Above the list are a couple of other options:
- Pull down on the list to expose a search field you can use just for the Reading List.
- Click the Unread button to show just the unread items. You can control-click on an item to change its read/unread status.
Just about all of the Reading List features also appear in iOS, but are accessed slightly differently.
To use the Reading List on an iOS device:
1. Open the Safari app.
2. Tap the Bookmarks button.
3. Tap the Reading List button.
4. To add a web page to your Reading List, tap the Share button.
5. Tap the Add to Reading List button. You can also tap and hold any link, then from the menu that appears, tap Add to Reading List.
• To read an article on the Reading list, tap it. When you reach the bottom of the article, keep scrolling up to go on to the next article; there’s no need to return to the reading list and tap succeeding articles in the list.
• To remove an item, swipe left. You can also change the item’s read status here.
• A search field appears at the top of the Reading List, while a button to show only the unread items appears at the bottom of the screen.

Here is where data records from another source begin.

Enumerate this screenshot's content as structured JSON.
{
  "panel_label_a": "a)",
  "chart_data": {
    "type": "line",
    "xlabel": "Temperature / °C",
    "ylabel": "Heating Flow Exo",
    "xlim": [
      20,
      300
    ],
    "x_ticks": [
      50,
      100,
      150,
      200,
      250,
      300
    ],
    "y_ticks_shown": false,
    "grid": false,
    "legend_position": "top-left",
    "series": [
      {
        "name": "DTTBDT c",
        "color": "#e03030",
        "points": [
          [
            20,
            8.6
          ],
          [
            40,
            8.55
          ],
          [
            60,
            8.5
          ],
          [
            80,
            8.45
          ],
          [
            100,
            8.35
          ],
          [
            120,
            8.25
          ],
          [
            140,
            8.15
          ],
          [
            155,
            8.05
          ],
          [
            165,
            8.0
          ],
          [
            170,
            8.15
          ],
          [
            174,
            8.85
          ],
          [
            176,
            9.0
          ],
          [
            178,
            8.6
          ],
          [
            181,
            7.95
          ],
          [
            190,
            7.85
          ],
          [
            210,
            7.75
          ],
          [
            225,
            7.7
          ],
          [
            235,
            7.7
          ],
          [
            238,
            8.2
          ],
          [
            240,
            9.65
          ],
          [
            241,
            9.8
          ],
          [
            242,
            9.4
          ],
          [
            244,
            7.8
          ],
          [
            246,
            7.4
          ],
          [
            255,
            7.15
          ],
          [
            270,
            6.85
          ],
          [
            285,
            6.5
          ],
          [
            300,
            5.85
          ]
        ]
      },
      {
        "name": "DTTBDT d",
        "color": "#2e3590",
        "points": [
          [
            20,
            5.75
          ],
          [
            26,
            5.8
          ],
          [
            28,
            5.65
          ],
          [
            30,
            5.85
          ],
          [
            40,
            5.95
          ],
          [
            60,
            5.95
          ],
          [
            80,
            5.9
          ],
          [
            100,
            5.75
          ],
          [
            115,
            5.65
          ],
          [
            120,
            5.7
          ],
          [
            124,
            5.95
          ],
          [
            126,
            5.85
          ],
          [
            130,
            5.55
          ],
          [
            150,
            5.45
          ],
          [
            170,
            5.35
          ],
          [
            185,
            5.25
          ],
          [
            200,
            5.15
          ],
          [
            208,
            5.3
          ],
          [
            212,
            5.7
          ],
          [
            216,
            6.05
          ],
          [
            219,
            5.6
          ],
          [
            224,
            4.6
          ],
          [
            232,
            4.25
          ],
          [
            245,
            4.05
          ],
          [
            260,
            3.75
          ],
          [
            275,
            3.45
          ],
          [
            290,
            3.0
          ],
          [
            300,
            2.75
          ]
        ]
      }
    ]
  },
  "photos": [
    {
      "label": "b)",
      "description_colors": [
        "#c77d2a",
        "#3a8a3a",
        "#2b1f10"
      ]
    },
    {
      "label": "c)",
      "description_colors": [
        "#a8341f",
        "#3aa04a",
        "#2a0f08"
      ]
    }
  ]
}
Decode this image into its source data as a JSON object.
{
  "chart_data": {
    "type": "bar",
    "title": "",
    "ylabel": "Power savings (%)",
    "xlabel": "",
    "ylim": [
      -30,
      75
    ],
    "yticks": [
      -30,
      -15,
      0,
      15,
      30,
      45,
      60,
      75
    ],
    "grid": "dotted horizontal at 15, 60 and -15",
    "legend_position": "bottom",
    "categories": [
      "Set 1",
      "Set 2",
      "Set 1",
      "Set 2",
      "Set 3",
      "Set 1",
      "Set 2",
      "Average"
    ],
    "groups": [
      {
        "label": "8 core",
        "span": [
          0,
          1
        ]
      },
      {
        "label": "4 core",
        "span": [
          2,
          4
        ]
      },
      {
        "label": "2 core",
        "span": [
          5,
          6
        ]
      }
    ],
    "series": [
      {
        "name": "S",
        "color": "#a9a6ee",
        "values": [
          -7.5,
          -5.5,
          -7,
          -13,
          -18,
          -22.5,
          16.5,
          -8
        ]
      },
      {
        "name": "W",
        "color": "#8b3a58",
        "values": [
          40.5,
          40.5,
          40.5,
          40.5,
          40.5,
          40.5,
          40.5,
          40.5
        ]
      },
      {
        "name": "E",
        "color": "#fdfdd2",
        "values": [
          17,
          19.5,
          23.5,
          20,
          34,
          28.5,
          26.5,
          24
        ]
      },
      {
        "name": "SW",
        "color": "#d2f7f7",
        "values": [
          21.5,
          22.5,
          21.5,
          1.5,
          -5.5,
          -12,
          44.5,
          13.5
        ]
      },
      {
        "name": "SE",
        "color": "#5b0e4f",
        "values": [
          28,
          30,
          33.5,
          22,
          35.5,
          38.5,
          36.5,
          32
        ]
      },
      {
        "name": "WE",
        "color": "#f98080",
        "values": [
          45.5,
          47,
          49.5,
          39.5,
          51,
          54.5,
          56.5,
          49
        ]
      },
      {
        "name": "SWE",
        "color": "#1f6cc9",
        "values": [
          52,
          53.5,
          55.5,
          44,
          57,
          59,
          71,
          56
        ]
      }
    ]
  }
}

One more thing. If you have an iCloud account and you are syncing Safari data, any changes you make to the Reading List (adding, deleting, or reading an item) will be synced to all of your other devices. For example, you can add items to your Reading List using your iPhone on the train to work, and then read them on your Mac at your desk after you arrive.
Right next to the Reading List button is the Shared Links button. So what’s this all about?
The Shared Links list is drawn from your social media accounts (such as Twitter and LinkedIn) and websites that offer a feed that you can subscribe to. (For example, many news organizations offer an RSS feed that will push articles to you rather than you having to periodically visit a news organization’s website to see what is new.)
Any time your Twitter feed includes a tweet with a weblink in it, it will appear here, along with any articles that appear in any RSS feeds to which you’ve subscribed.
To set up a social media feed on a Mac:
1. To show your Shared Links, click the Sidebar button (if the Sidebar is not already visible).
2. Click the Shared Links button (it looks like an @ sign).
3. Click the Subscriptions button.
4. Click Add Account. The System Preferences window will open.
5. Click an account, such as LinkedIn.
6. Enter the account’s user name and password and click Next.
7. Click Sign In.
At the present time, you can’t add accounts using an iOS device.
To add an RSS feed on a Mac:
1. Navigate to a website and click the share button.
2. Click Add Website to Shared Links. (If the site doesn’t have a feed, you won’t see this choice in the pop-up menu.) You can also click an RSS button or subscribe link if one appears on the web page itself.
3. Click Add.
You can disable a social media account (by unchecking its box) or delete a feed (by clicking the remove button next to the feed) in the Shared Links sidebar.
To add an RSS feed on an iOS device:
1. Open the Safari app.
2. Navigate to the website that you believe has an RSS feed and tap the Share button.
3. Tap Add to Shared Links. (If the Add to Shared Links button doesn’t appear, you may have to tap Request Desktop Site and then try Step 2 again. If the Add to Shared Links button still doesn’t appear, then the page doesn’t have a feed to which you can subscribe.)
4. Tap the Add to Shared Links button.
The New York Times home page links will now appear in the feed. From the Subscriptions list, you can turn off social media accounts or delete a feed by tapping its red delete button. The Add Current Site button can also be used to add website feeds.
As with the Reading List, the accounts and feeds in your Shared Links list will sync to your other devices if you have Safari turned on in iCloud settings.
These three tools can make you a more effective web surfer, streamlining the reading process and proactively bringing to your attention things you care about the most. How have you used Reader View, Reading List, and Shared Links to your advantage? Let me know in the comments.